On a similar note, the Financial Times says that Staley's action puts his reputation at risk, which could undermine his ability to make the changes he wants to make at Barclays. "If you stand up now to a room full of people and say 'ethics are very important,' are they going to query you?" asked the bank's former head of talent. Current bank employees told him that they're worried that Staley is "a bit damaged by this internally."
The FT also reports that Barclays withdrew from an agreement with an outside whistleblowing service last month, just weeks before it revealed that Staley had attempted to uncover the identity of the informer.
Approved: The U.K.'s Competition and Markets Authority has approved MasterCard's £700 million acquisition of Vocalink. The acquisition raises MasterCard's position in the British payments market. Vocalink was previously owned by a group of 18 U.K. banks and building societies, including Lloyds, Barclays, HSBC and Royal Bank of Scotland. Wall Street Journal, Financial Times
Wall Street Journal
Changes unveiled: House Financial Services Committee Chairman Jeb Hensarling, R-Texas, released changes to his proposal to roll back the Dodd-Frank Act, including promising regulatory relief for banks if they hold enough capital. Separately, President Trump hurled yet another brickbat at the 2010 financial reform law. "We are doing a major elimination of the horrendous Dodd-Frank regulations. Keeping some obviously, but getting rid of many," the president told a meeting of CEOs at the White House.
Welcome to earnings season: The bank stock rally may be over, but strong first-quarter earnings and a positive outlook for the rest of the year could give them another lift, the Journal's Heard on the Street column says. Three of the biggest American banks, JPMorgan Chase, Citigroup and Wells Fargo, all report first-quarter earnings on Thursday.
The Journal examines five things to watch from this week's bank earnings announcements.
Failure to launch?: The Journal looks at bitcoin, which, after its birth eight years ago, "has failed to emerge as a mainstream payment method among consumers." And while many people and financial institutions are working hard to adopt the technology behind bitcoin, blockchain, "it is mostly to transact in items besides bitcoin."

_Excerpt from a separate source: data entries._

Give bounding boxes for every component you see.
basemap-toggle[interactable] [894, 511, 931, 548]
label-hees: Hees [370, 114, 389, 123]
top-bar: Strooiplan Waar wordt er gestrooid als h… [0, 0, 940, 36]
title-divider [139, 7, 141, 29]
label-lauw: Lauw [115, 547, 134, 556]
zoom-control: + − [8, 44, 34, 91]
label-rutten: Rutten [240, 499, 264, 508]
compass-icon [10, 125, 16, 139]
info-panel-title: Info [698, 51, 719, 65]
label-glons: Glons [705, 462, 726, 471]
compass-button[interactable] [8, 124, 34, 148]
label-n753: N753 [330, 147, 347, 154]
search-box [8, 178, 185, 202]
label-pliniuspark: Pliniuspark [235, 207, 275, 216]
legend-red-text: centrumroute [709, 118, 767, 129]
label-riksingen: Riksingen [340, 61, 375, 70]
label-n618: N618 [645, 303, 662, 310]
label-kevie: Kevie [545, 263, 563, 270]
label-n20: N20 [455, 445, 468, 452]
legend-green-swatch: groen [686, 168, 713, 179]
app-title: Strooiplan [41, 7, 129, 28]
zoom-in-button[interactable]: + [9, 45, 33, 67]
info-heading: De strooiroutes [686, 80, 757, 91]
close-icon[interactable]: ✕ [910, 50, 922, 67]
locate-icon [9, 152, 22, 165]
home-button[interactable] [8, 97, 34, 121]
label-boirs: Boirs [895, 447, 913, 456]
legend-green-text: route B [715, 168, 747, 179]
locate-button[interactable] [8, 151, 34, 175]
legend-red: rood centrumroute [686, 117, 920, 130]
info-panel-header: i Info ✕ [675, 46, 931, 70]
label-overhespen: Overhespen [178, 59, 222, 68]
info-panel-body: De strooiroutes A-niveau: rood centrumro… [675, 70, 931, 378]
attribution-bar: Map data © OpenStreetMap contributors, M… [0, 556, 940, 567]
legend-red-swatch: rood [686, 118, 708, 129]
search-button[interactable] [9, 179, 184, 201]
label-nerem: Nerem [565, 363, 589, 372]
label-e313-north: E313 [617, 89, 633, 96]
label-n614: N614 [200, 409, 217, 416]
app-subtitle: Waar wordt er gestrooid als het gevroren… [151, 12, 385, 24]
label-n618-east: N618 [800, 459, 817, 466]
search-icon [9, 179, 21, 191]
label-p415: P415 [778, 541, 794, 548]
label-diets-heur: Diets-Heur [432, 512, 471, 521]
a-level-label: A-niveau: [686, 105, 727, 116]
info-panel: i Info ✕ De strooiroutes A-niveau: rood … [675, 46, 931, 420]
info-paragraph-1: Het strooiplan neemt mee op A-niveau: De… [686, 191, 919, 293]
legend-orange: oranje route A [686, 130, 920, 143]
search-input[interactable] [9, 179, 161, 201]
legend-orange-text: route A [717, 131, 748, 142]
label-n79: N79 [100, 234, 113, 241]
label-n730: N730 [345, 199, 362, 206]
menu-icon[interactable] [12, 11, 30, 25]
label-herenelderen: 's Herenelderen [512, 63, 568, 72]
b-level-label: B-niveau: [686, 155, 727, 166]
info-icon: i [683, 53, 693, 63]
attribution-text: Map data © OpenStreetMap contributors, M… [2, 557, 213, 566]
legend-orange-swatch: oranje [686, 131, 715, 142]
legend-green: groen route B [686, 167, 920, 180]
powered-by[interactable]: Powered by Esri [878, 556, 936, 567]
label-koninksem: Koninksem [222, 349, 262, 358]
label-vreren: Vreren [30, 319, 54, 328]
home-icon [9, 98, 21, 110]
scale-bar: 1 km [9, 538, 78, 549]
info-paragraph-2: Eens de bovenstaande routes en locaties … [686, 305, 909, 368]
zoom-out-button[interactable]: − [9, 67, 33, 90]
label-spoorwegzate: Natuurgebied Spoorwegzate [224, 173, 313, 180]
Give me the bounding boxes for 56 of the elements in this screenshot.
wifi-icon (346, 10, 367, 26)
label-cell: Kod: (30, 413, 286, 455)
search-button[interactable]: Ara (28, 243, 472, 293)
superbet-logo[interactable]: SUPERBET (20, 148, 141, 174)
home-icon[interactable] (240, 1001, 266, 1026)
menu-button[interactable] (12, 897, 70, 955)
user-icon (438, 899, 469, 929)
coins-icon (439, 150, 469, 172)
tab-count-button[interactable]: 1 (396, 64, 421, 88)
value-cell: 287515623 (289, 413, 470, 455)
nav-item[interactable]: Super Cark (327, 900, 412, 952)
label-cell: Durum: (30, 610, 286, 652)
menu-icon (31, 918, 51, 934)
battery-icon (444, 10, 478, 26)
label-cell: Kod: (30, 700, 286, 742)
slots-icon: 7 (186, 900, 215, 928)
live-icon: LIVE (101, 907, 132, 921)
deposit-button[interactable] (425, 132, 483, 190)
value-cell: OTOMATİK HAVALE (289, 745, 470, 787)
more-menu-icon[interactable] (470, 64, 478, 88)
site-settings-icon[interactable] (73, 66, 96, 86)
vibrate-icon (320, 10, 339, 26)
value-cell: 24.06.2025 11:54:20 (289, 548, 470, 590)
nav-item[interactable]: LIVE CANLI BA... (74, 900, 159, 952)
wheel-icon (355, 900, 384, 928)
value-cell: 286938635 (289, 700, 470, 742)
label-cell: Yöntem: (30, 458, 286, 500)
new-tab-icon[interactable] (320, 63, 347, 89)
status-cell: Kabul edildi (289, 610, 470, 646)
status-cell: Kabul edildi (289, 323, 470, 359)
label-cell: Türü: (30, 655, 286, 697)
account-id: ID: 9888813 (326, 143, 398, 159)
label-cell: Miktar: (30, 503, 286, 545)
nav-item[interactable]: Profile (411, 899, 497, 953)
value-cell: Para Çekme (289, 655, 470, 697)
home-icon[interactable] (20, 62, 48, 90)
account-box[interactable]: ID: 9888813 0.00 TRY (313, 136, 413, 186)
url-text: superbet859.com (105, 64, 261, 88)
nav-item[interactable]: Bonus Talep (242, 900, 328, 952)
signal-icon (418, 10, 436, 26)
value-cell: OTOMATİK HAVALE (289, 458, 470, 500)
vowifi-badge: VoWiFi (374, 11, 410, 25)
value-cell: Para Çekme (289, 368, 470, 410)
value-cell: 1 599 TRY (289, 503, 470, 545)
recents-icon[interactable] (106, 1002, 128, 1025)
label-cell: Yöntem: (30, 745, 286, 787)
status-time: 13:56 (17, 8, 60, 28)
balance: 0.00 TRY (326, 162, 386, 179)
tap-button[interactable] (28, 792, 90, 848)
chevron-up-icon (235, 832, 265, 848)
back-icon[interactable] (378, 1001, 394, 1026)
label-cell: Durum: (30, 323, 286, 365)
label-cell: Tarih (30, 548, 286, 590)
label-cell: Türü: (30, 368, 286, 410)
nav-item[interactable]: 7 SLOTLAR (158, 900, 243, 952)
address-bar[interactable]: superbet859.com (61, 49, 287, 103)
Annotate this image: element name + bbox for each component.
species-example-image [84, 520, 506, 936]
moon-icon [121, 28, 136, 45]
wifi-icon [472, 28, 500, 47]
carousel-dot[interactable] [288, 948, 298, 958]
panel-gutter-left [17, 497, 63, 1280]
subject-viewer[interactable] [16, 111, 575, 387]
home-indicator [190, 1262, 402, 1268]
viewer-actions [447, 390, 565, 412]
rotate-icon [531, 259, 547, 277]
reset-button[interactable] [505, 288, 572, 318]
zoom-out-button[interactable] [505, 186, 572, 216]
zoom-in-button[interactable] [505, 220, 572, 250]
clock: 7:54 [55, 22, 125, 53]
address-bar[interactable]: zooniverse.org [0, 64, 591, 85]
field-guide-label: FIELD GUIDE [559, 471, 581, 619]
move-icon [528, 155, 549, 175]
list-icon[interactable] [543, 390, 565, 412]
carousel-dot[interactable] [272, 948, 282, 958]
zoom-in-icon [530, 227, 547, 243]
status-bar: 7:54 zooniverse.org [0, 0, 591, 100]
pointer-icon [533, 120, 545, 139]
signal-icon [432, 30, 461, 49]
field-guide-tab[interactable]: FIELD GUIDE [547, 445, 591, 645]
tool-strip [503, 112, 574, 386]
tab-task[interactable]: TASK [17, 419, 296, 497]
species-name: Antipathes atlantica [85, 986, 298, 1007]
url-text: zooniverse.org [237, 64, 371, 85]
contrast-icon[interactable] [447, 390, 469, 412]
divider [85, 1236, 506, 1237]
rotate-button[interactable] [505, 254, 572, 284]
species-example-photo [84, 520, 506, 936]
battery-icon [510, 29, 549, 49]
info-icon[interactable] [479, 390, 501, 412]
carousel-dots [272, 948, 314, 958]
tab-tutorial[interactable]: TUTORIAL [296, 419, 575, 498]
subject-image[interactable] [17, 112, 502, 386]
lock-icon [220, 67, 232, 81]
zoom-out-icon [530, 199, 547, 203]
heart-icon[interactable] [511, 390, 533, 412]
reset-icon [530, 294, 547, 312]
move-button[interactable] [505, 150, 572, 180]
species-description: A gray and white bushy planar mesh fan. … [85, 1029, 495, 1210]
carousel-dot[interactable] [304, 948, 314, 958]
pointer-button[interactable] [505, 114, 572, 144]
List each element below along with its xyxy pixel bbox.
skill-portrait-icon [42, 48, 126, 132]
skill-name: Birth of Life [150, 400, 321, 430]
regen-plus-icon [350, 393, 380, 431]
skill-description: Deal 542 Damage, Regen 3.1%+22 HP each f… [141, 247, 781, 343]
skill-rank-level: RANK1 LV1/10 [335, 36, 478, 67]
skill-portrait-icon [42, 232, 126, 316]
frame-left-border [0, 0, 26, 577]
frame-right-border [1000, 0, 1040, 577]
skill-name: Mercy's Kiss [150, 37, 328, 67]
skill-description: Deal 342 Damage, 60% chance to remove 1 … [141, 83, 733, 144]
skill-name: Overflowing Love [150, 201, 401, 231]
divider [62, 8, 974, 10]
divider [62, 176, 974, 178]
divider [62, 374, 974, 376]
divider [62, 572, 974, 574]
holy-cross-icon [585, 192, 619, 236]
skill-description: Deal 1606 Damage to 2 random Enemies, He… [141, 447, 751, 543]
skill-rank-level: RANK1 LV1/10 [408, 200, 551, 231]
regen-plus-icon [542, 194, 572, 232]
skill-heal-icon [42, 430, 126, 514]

Feud heats up: MoneyGram rejected claims by Euronet, which is trying to elbow out Ant Financial from buying MoneyGram, that Ant's bid poses a risk to U.S. national security. On Sunday, Mike Brown, Euronet's chief executive, told the FT that Ant Financial — whose investors include companies owned by the Chinese government and Jack Ma, the founder of Alibaba — would fail to win U.S. security clearance because many MoneyGram vendors are located near American military bases. Alex Holmes, MoneyGram's CEO, said those claims are "simply untrue." Euronet has offered to buy MoneyGram for $940 million, well above Ant's $880 million bid.
"It is very seductive for people within organizations to want to find out and hunt down whistleblowers but inevitably it ends badly for the organization." — Jordan Thomas, a partner at law firm Labaton Sucharow.